Our most experienced meteorologists don’t make this prediction – they know the future is up
for grabs. Some years we have had a September or even early October with temperatures in the
high 90’s; snow is possible in September, but this hasn’t happened in my (fairly long) memory.
In the United States, we are particularly addicted to FutureThink, where we live mentally in
the future while failing to note, and enjoy, what is here right now.
Not to flog a dead horse (keep repeating something over and over, seemingly for no good reason)
but I have mentioned this before, and I’ll do it again: only 10% of stress is due to what is happening
right now; 90% is due to what we think about what it happening to us. What we are really doing,
when we think about it, is predicting the future as a terrible outcome because of today’s events.
So … when has the future worked out exactly as you predicted it would? If you were that
good a predictor, you would be world-famous as a soothsayer.
People on their death beds don’t congratulate themselves on how often they were right in predicting
disastrous outcomes; instead, they regret what they didn’t do – or appreciate, or notice.
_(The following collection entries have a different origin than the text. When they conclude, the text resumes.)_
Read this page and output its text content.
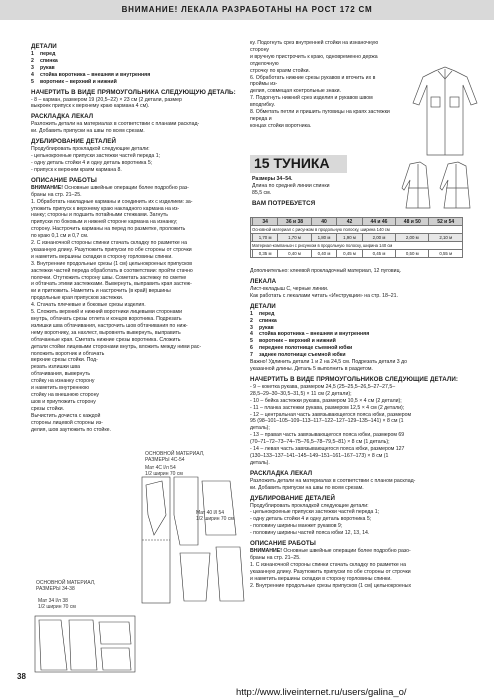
ВНИМАНИЕ! ЛЕКАЛА РАЗРАБОТАНЫ НА РОСТ 172 СМ

ДЕТАЛИ

1	перед
2	спинка
3	рукав
4	стойка воротника – внешняя и внутренняя
5	воротник – верхний и нижний

НАЧЕРТИТЬ В ВИДЕ ПРЯМОУГОЛЬНИКА СЛЕДУЮЩУЮ ДЕТАЛЬ:

- 8 – карман, размером 19 (20,5–22) × 23 см (2 детали, размер

выкроек припуск к верхнему краю кармана 4 см).

РАСКЛАДКА ЛЕКАЛ

Разложить детали на материалах в соответствии с планами расклад-

ки. Добавить припуски на швы по всем срезам.

ДУБЛИРОВАНИЕ ДЕТАЛЕЙ

Продублировать прокладкой следующие детали:

- цельнокроеные припуски застежки частей переда 1;

- одну деталь стойки 4 и одну деталь воротника 5;

- припуск к верхним краям кармана 8.

ОПИСАНИЕ РАБОТЫ

ВНИМАНИЕ! Основные швейные операции более подробно раз-

браны на стр. 21–25.

1. Обработать накладные карманы и соединить их с изделием: за-

утюжить припуск к верхнему краю накладного кармана на из-

нанку; стороны и подшить потайными стежками. Загнуть

припуски по боковым и нижней стороне кармана на изнанку;

сторону. Настрочить карманы на перед по разметке, проложить

по краю 0,1 см и 0,7 см.

2. С изнаночной стороны спинки стачать складку по разметке на

указанную длину. Разутюжить припуски по обе стороны от строчки

и наметить вершины складки в сторону горловины спинки.

3. Внутренние продольные срезы (1 см) цельнокроеных припусков

застежки частей переда обработать в соответствии: пройти стачно

полочки. Отутюжить сторону швы. Сометать застежку по сметке

и обтачать этими застежками. Вывернуть, выправить края застеж-

ки и притюжить. Наметить и настрочить (в край) вершины

продольные края припусков застежки.

4. Стачать плечевые и боковые срезы изделия.

5. Сложить верхний и нижний воротники лицевыми сторонами

внутрь, обтачать срезы отлета и концов воротника. Подрезать

излишки шва обтачивания, настрочить шов обтачивания по ниж-

нему воротнику, за нахлест, выровнять вывернуть, выправить

обтачанные края. Сметать нижние срезы воротника. Сложить

детали стойки лицевыми сторонами внутрь, вложить между ними рас-

положить воротник и обтачать

верхние срезы стойки. Под-

резать излишки шва

обтачивания, вывернуть

стойку на изнанку сторону

и наметить внутреннюю

стойку на внешнюю сторону

шов и приутюжить сторону

срезы стойки.

Вычистить дочиста с каждой

стороны лицевой стороны из-

делия, шов заутюжить по стойке.

ку. Подогнуть срез внутренней стойки на изнаночную сторону

и вручную пристрочить к краю, одновременно держа отделочную

строчку по краям стойки.

6. Обработать нижние срезы рукавов и вточить их в проймы из-

делия, совмещая контрольные знаки.

7. Подогнуть нижний срез изделия и рукавов швом вподгибку.

8. Обметать петли и пришить пуговицы на краях застежки переда и

концах стойки воротника.

15 ТУНИКА

Размеры 34–54.

Длина по средней линии спинки

85,5 см.

ВАМ ПОТРЕБУЕТСЯ

	34	36 и 38	40	42	44 и 46	48 и 50	52 и 54
Основной материал с рисунком в продольную полоску, ширина 140 см							
	1,70 м	1,70 м	1,80 м	1,90 м	2,00 м	2,00 м	2,10 м
Материал-компаньон с рисунком в продольную полоску, ширина 140 см							
	0,35 м	0,40 м	0,40 м	0,45 м	0,45 м	0,50 м	0,55 м

Дополнительно: клеевой прокладочный материал, 12 пуговиц.

ЛЕКАЛА

Лист-вкладыш С, черные линии.

Как работать с лекалами читать «Инструкции» на стр. 18–21.

ДЕТАЛИ

1	перед
2	спинка
3	рукав
4	стойка воротника – внешняя и внутренняя
5	воротник – верхний и нижний
6	переднее полотнище съемной юбки
7	заднее полотнище съемной юбки

Важно! Удлинить детали 1 и 2 на 24,5 см. Подрезать детали 3 до

указанной длины. Деталь 5 выполнить в раздетом.

НАЧЕРТИТЬ В ВИДЕ ПРЯМОУГОЛЬНИКОВ СЛЕДУЮЩИЕ ДЕТАЛИ:

- 9 – кокетка рукава, размером 24,5 (25–25,5–26,5–27–27,5–

28,5–29–30–30,5–31,5) × 11 см (2 детали);

- 10 – бейка застежки рукава, размером 10,5 × 4 см (2 детали);

- 11 – планка застежки рукава, размером 12,5 × 4 см (2 детали);

- 12 – центральная часть завязывающегося пояса юбки, размером

95 (98–101–105–109–113–117–122–127–129–135–141) × 8 см (1

деталь);

- 13 – правая часть завязывающегося пояса юбки, размером 69

(70–71–72–73–74–75–76,5–78–79,5–81) × 8 см (1 деталь);

- 14 – левая часть завязывающегося пояса юбки, размером 127

(130–133–137–141–145–149–151–161–167–173) × 8 см (1

деталь).

РАСКЛАДКА ЛЕКАЛ

Разложить детали на материалах в соответствии с планом расклад-

ки. Добавить припуски на швы по всем срезам.

ДУБЛИРОВАНИЕ ДЕТАЛЕЙ

Продублировать прокладкой следующие детали:

- цельнокроеные припуски застежки частей переда 1;

- одну деталь стойки 4 и одну деталь воротника 5;

- половину ширины манжет рукавов 9;

- половину ширины частей пояса юбки 12, 13, 14.

ОПИСАНИЕ РАБОТЫ

ВНИМАНИЕ! Основные швейные операции более подробно разо-

браны на стр. 21–25.

1. С изнаночной стороны спинки стачать складку по разметке на

указанную длину. Разутюжить припуски по обе стороны от строчки

и наметить вершины складки в сторону горловины спинки.

2. Внутренние продольные срезы припусков (1 см) цельнокроеных

ОСНОВНОЙ МАТЕРИАЛ,
РАЗМЕРЫ 4С-54
Мат 4С l/л 54
1/2 ширин 70 см
ОСНОВНОЙ МАТЕРИАЛ,
РАЗМЕРЫ 34-38
Мат 34 l/л 38
1/2 ширин 70 см
Мат 40 l/l 54
1/2 ширин 70 см
38
http://www.liveinternet.ru/users/galina_o/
You can only appreciate, notice, and even take successful action, when you are able to focus
on the present and savor it.
Take that deep breathe, withdraw your predictions, and wallow in the very today-ness of
today. Because it’s really all there is. Really.
2. Lynette Crane, M.A.(Psychology) and Certified Life Coach,is a Minneapolis-based speaker, writer,
and coach. She has more than 30 years' experience in the field of stress management. She currently
works to provide stress and time pressure solutions to harried women, those women who seek
"Islands of Peace" in their overly-busy lives. Her talks to groups of what she calls "harried women"
are receiving rave reviews. Visit her website at http://www.creativelifechanges.com/ to see more in-
depth articles and to view her programs.